At this point, you are probably secretly hoping there will be a catastrophic malfunction and all the content will simply vanish of its own accord, disappearing into the electronic ether with only an IT representative left behind shrugging his or her shoulders over your loss.


There are other options. While there is no software that can go through the content and make assessments as to the value of that content, using text analytics can help to speed the process of identifying key information and help you apply predefined value judgments. One way to do this is to use a text analytics software tool to run across the designated file share, picking out elements defined by the business as indicative of content value. For example, extracting the last date modified or important business keywords or hot topics allows for the identification of content which clearly has a current business value. Once identified, this content can be left in place or moved to another location and then made available to the corporate search engine. The rest of the content can be archived or the process can be repeated with a focus on another set of value parameters. Likewise, on content repositories that are very unknown to the business, a content audit can begin with using text mining on the content to identify common or important concepts when they cannot be predefined. While this is only the first step in cleaning up the content, it’s much more practical than manually perusing each folder. This second method is a great tool in an initial content audit and evaluation in content and knowledge management applications.

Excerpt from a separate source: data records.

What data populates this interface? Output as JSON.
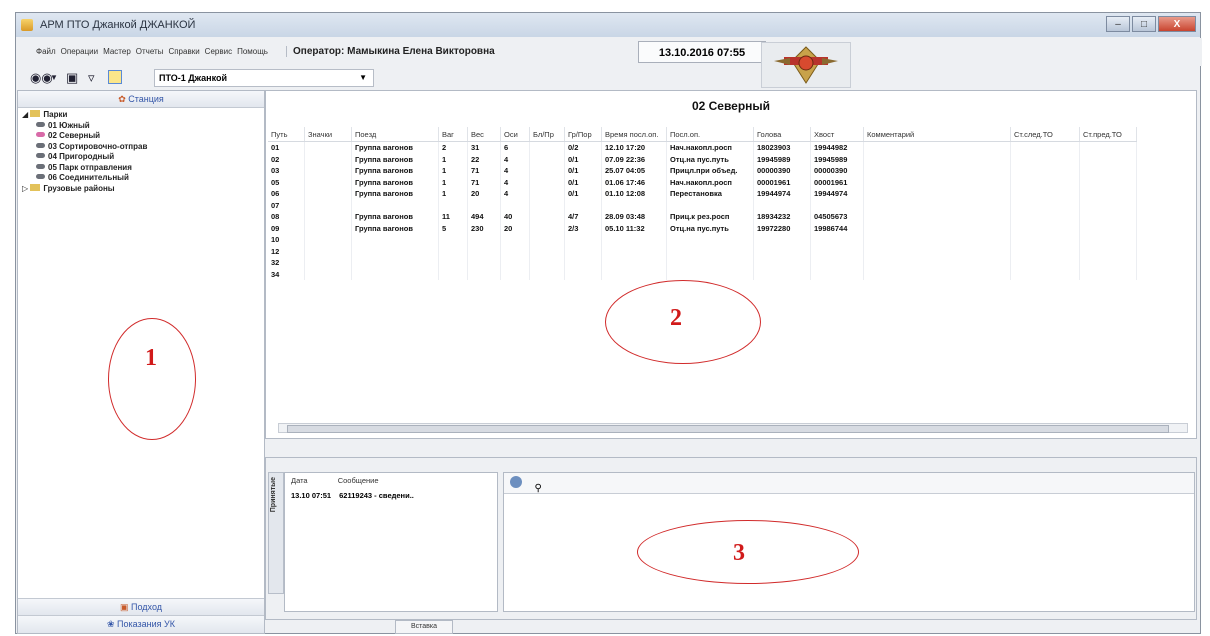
{
  "window": {
    "title": "АРМ ПТО Джанкой ДЖАНКОЙ",
    "controls": [
      "–",
      "□",
      "X"
    ]
  },
  "menu": [
    "Файл",
    "Операции",
    "Мастер",
    "Отчеты",
    "Справки",
    "Сервис",
    "Помощь"
  ],
  "operator": "Оператор: Мамыкина Елена Викторовна",
  "datetime": "13.10.2016 07:55",
  "toolbar": {
    "select_value": "ПТО-1 Джанкой"
  },
  "left_panel": {
    "header": "Станция",
    "tree": {
      "root": "Парки",
      "items": [
        "01 Южный",
        "02 Северный",
        "03 Сортировочно-отправ",
        "04 Пригородный",
        "05 Парк отправления",
        "06 Соединительный"
      ],
      "selected": "02 Северный",
      "other": "Грузовые районы"
    },
    "footer1": "Подход",
    "footer2": "Показания УК"
  },
  "main": {
    "title": "02 Северный",
    "columns": [
      "Путь",
      "Значки",
      "Поезд",
      "Ваг",
      "Вес",
      "Оси",
      "Бл/Пр",
      "Гр/Пор",
      "Время посл.оп.",
      "Посл.оп.",
      "Голова",
      "Хвост",
      "Комментарий",
      "Ст.след.ТО",
      "Ст.пред.ТО"
    ],
    "rows": [
      [
        "01",
        "",
        "Группа вагонов",
        "2",
        "31",
        "6",
        "",
        "0/2",
        "12.10 17:20",
        "Нач.накопл.росп",
        "18023903",
        "19944982",
        "",
        "",
        ""
      ],
      [
        "02",
        "",
        "Группа вагонов",
        "1",
        "22",
        "4",
        "",
        "0/1",
        "07.09 22:36",
        "Отц.на пус.путь",
        "19945989",
        "19945989",
        "",
        "",
        ""
      ],
      [
        "03",
        "",
        "Группа вагонов",
        "1",
        "71",
        "4",
        "",
        "0/1",
        "25.07 04:05",
        "Прицл.при объед.",
        "00000390",
        "00000390",
        "",
        "",
        ""
      ],
      [
        "05",
        "",
        "Группа вагонов",
        "1",
        "71",
        "4",
        "",
        "0/1",
        "01.06 17:46",
        "Нач.накопл.росп",
        "00001961",
        "00001961",
        "",
        "",
        ""
      ],
      [
        "06",
        "",
        "Группа вагонов",
        "1",
        "20",
        "4",
        "",
        "0/1",
        "01.10 12:08",
        "Перестановка",
        "19944974",
        "19944974",
        "",
        "",
        ""
      ],
      [
        "07",
        "",
        "",
        "",
        "",
        "",
        "",
        "",
        "",
        "",
        "",
        "",
        "",
        "",
        ""
      ],
      [
        "08",
        "",
        "Группа вагонов",
        "11",
        "494",
        "40",
        "",
        "4/7",
        "28.09 03:48",
        "Приц.к рез.росп",
        "18934232",
        "04505673",
        "",
        "",
        ""
      ],
      [
        "09",
        "",
        "Группа вагонов",
        "5",
        "230",
        "20",
        "",
        "2/3",
        "05.10 11:32",
        "Отц.на пус.путь",
        "19972280",
        "19986744",
        "",
        "",
        ""
      ],
      [
        "10",
        "",
        "",
        "",
        "",
        "",
        "",
        "",
        "",
        "",
        "",
        "",
        "",
        "",
        ""
      ],
      [
        "12",
        "",
        "",
        "",
        "",
        "",
        "",
        "",
        "",
        "",
        "",
        "",
        "",
        "",
        ""
      ],
      [
        "32",
        "",
        "",
        "",
        "",
        "",
        "",
        "",
        "",
        "",
        "",
        "",
        "",
        "",
        ""
      ],
      [
        "34",
        "",
        "",
        "",
        "",
        "",
        "",
        "",
        "",
        "",
        "",
        "",
        "",
        "",
        ""
      ]
    ]
  },
  "messages": {
    "vertical_tab": "Принятые",
    "columns": [
      "Дата",
      "Сообщение"
    ],
    "rows": [
      [
        "13.10 07:51",
        "62119243 - сведени.."
      ]
    ]
  },
  "bottom_tab": "Вставка",
  "annotations": [
    "1",
    "2",
    "3"
  ]
}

Another option is to use text analytics with a well-maintained and up-to-date corporate taxonomy as the basis for metadata application. Rather than manually tagging all the content, a text analytics tool can auto-categorize content using values from the taxonomy and store this metadata in a search index. While this method doesn’t cleanse content, it does allow access through the most important and current terminology used by the business, narrowing the search parameters for end users and surfacing only that content which best matches descriptors important to the business.


Knowing you have a junk drawer and knowing its content is an important first step in handling large and ungoverned information repositories.